Lilypuss,
Re your comments:-
"I will talk to him tonight about everything. I'm not letting this go this time".
He will talk you down and blame you yet again if you do this. Its a waste of your time.
"I'm hoping that if he can talk to someone about his own issues that this might help"
He does not want help and you're frankly the last person who can help him. You cannot make him seek help, he thought that counselling was a waste of time and blamed you for it all.
"I know I'm clutching at straws a bit, but I'm not ready to tell him to leave".
If you were to tell him to leave are you afraid of his reaction?. Would he strike you again?. Is that what you're afraid of.
Yes you are clutching at straws and no you are not ready to leave - yet. But stalling tactics and delaying things further does not help you or your children who still see all this on a regular basis. What are they being taught here by the two of you about relationships?.
"I feel I need to give him a chance to help himself"
Why do you feel like that?. You are not responsible for him. You cannot rescue nor fix him nor should you actually attempt to.
"He is a good dad lots of the time (I really know how stupid this looks with respect to the above - but I can't see things in such black and white terms yet)".

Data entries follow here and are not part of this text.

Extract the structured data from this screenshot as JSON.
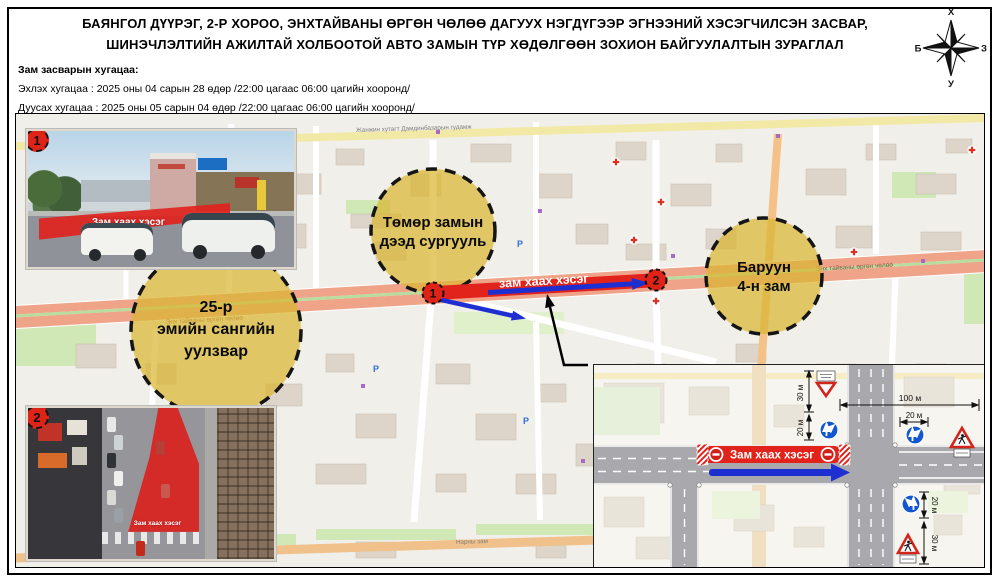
{
  "header": {
    "title_line1": "БАЯНГОЛ ДҮҮРЭГ, 2-Р ХОРОО, ЭНХТАЙВАНЫ ӨРГӨН ЧӨЛӨӨ ДАГУУХ НЭГДҮГЭЭР ЭГНЭЭНИЙ ХЭСЭГЧИЛСЭН ЗАСВАР,",
    "title_line2": "ШИНЭЧЛЭЛТИЙН АЖИЛТАЙ ХОЛБООТОЙ АВТО ЗАМЫН ТҮР ХӨДӨЛГӨӨН ЗОХИОН БАЙГУУЛАЛТЫН ЗУРАГЛАЛ"
  },
  "compass": {
    "north": "Х",
    "east": "З",
    "south": "У",
    "west": "Б"
  },
  "schedule": {
    "heading": "Зам засварын хугацаа:",
    "start": "Эхлэх хугацаа : 2025 оны 04 сарын 28 өдөр /22:00 цагаас 06:00 цагийн хооронд/",
    "end": "Дуусах хугацаа : 2025 оны 05 сарын 04 өдөр /22:00 цагаас 06:00 цагийн хооронд/"
  },
  "map": {
    "closure_label": "зам хаах хэсэг",
    "marker1": "1",
    "marker2": "2",
    "circle1": {
      "line1": "25-р",
      "line2": "эмийн сангийн",
      "line3": "уулзвар"
    },
    "circle2": {
      "line1": "Төмөр замын",
      "line2": "дээд сургууль"
    },
    "circle3": {
      "line1": "Баруун",
      "line2": "4-н зам"
    },
    "streets": {
      "peace_avenue": "Энх тайваны өргөн чөлөө",
      "naran_road": "Нарны зам",
      "damdinbazar": "Жанжин хутагт Дамдинбазарын гудамж"
    },
    "parking_label": "P"
  },
  "photo1": {
    "marker": "1",
    "label": "Зам хаах хэсэг"
  },
  "photo2": {
    "marker": "2",
    "label": "Зам хаах хэсэг"
  },
  "diagram": {
    "closure_label": "Зам хаах хэсэг",
    "m30": "30 м",
    "m20": "20 м",
    "m100": "100 м"
  },
  "colors": {
    "closure_red": "#E2231C",
    "arrow_blue": "#1E2FD2",
    "circle_yellow": "#D9B636",
    "avenue_salmon": "#EFA48A"
  }
}
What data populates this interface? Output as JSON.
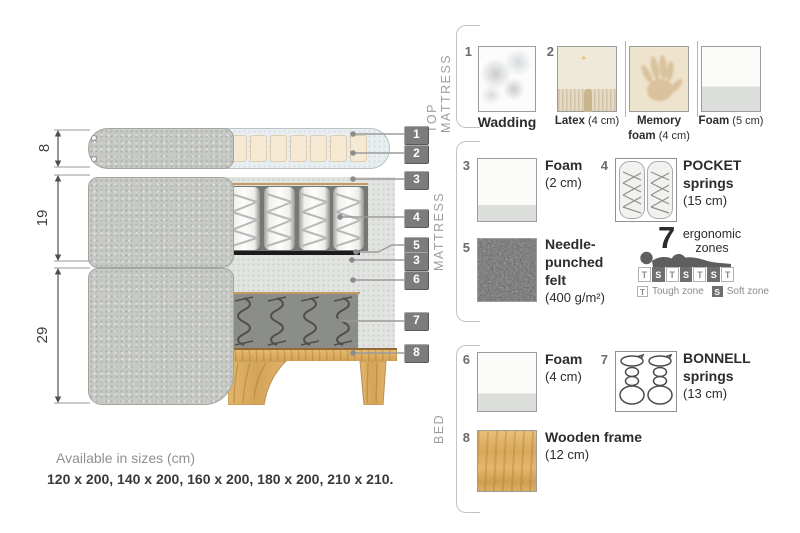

You need to start seeing things in such terms and snap out of your own denial and disbelief. If he is disrespecting the mother of his children, threatens them with violence and hits you (I note he has hit you in the past, there's nothing stopping him from doing that again) then he is patently not a good Dad at all is he?. This is a view often expressed by women in abusive relationships because they themselves cannot think of anything positive whatsoever to say about their man.
You have spent two decades with this man, please do not put your self through any more of this for your sake as well as that of your children. It is perhaps only when you are fully away from him will you realise the full extent of his abusive treatment.